While the city and the developers had claimed the litigation costs didn’t transcend the parks district’s interest in seeing the site remain open space or a possible addition to the parks system, Smith said the district “represents the interests of all residents and visitors to the area who would benefit from protection of the natural resources of this parcel.” 

“We think the judge took a swing and a miss,” said Levine. 

“This is another example in a long line of examples where the lower courts got it wrong,” said Levine, adding that it took a U.S. Supreme Court ruling to overturn lower ruling upholding school segregation. 

In a prepared statement, parks district attorney Ted Radosevich said the district had to take action because the potential loss of bay access, recreational opportunities and wildlife habitat as well as impacts to historic buildings and archeological sites could be enormous. 
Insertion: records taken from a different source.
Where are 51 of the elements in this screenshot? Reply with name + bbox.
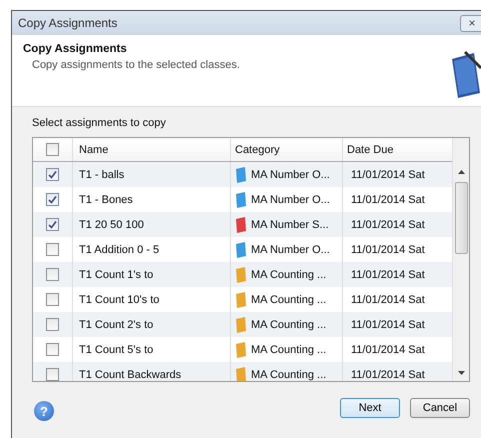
scroll-up-icon[interactable] [458, 170, 464, 174]
header-subtitle: Copy assignments to the selected classes. [31, 59, 240, 71]
table-cell: T1 - balls [79, 168, 124, 180]
table-cell: 11/01/2014 Sat [351, 244, 425, 256]
row-checkbox[interactable] [46, 368, 59, 381]
scroll-thumb[interactable] [454, 182, 468, 254]
row-checkbox[interactable] [46, 268, 59, 281]
next-button[interactable]: Next [340, 398, 400, 418]
table-cell: T1 - Bones [79, 194, 133, 206]
table-caption: Select assignments to copy [32, 117, 167, 129]
row-checkbox[interactable] [46, 243, 59, 256]
table-cell: T1 Count 2's to [79, 318, 154, 330]
table-cell: T1 Count Backwards [79, 368, 182, 380]
table-cell: MA Counting ... [251, 318, 326, 330]
table-cell: T1 20 50 100 [79, 218, 144, 230]
close-button[interactable]: × [460, 14, 481, 32]
table-cell: MA Number O... [251, 168, 330, 180]
table-cell: MA Number S... [251, 218, 329, 230]
row-checkbox[interactable] [46, 293, 59, 306]
column-header[interactable]: Date Due [343, 138, 452, 161]
table-cell: T1 Addition 0 - 5 [79, 244, 160, 256]
table-cell: 11/01/2014 Sat [351, 218, 425, 230]
table-cell: 11/01/2014 Sat [351, 268, 425, 280]
select-all-checkbox[interactable] [46, 143, 59, 156]
table-cell: 11/01/2014 Sat [351, 194, 425, 206]
scrollbar[interactable] [452, 138, 469, 381]
table-cell: MA Number O... [251, 244, 330, 256]
table-cell: MA Counting ... [251, 294, 326, 306]
table-cell: 11/01/2014 Sat [351, 368, 425, 380]
row-checkbox[interactable] [46, 343, 59, 356]
cancel-button[interactable]: Cancel [410, 398, 470, 418]
table-cell: MA Counting ... [251, 344, 326, 356]
table-cell: MA Counting ... [251, 268, 326, 280]
column-header[interactable]: Name [73, 138, 231, 161]
table-cell: MA Counting ... [251, 368, 326, 380]
table-cell: T1 Count 1's to [79, 268, 154, 280]
table-cell: T1 Count 5's to [79, 344, 154, 356]
table-cell: 11/01/2014 Sat [351, 294, 425, 306]
table-cell: T1 Count 10's to [79, 294, 160, 306]
table-cell: 11/01/2014 Sat [351, 168, 425, 180]
column-header[interactable]: Category [231, 138, 343, 161]
row-checkbox[interactable] [46, 318, 59, 331]
row-checkbox[interactable] [46, 193, 59, 206]
table-cell: 11/01/2014 Sat [351, 318, 425, 330]
row-checkbox[interactable] [46, 218, 59, 231]
scroll-down-icon[interactable] [458, 371, 464, 375]
table-cell: MA Number O... [251, 194, 330, 206]
row-checkbox[interactable] [46, 168, 59, 181]
window-title: Copy Assignments [18, 16, 118, 30]
header-title: Copy Assignments [23, 43, 128, 55]
table-cell: 11/01/2014 Sat [351, 344, 425, 356]
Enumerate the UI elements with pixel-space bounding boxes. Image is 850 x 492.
The key issue—which was resolved by the settlement—was that the city couldn’t sign a binding agreement to sell the land, a former U.S. Navy refueling station it had bought for a dollar from the Navy. 

The Richmond City Council approved the sale on Nov. 9, 2004, after interim City Manager Phil Batchelor placed the long-term value of the Upstream offer at over $350 million, a powerful incentive for a city then awash in a sea of red ink. 

The parks district and the environmentalists charged that the sale was illegal because it took place without an environmental review—a process from which the city claimed it was exempt. 

Under the settlement approved in January, the city agreed it could select any use for the property, and the developers agreed that a decision not to sell or lease the land to them wouldn’t constitute a breach of the sale agreement. 

While the environmentalists and the parks district won the battle, the war may be lost. 

A joint environmental review is now underway under both state and federal processes, as is the application of the Guidiville band of Pomo tribespeople to take the law as a reservation. 

That document should be ready sometime this fall, Levine said. 

The developers plan a full Las Vegas-scale casino, along with a showroom, an upscale shopping complex, and a hotel complex at the site. If the Bureau of Indian Affairs denies the tribe’s application, Levine is looking at a condominium project as an alternative. 

The settlement also barred the city from lobbying the state and federal governments to approve the casino proposal, which Volker said was both pernicious and illegal.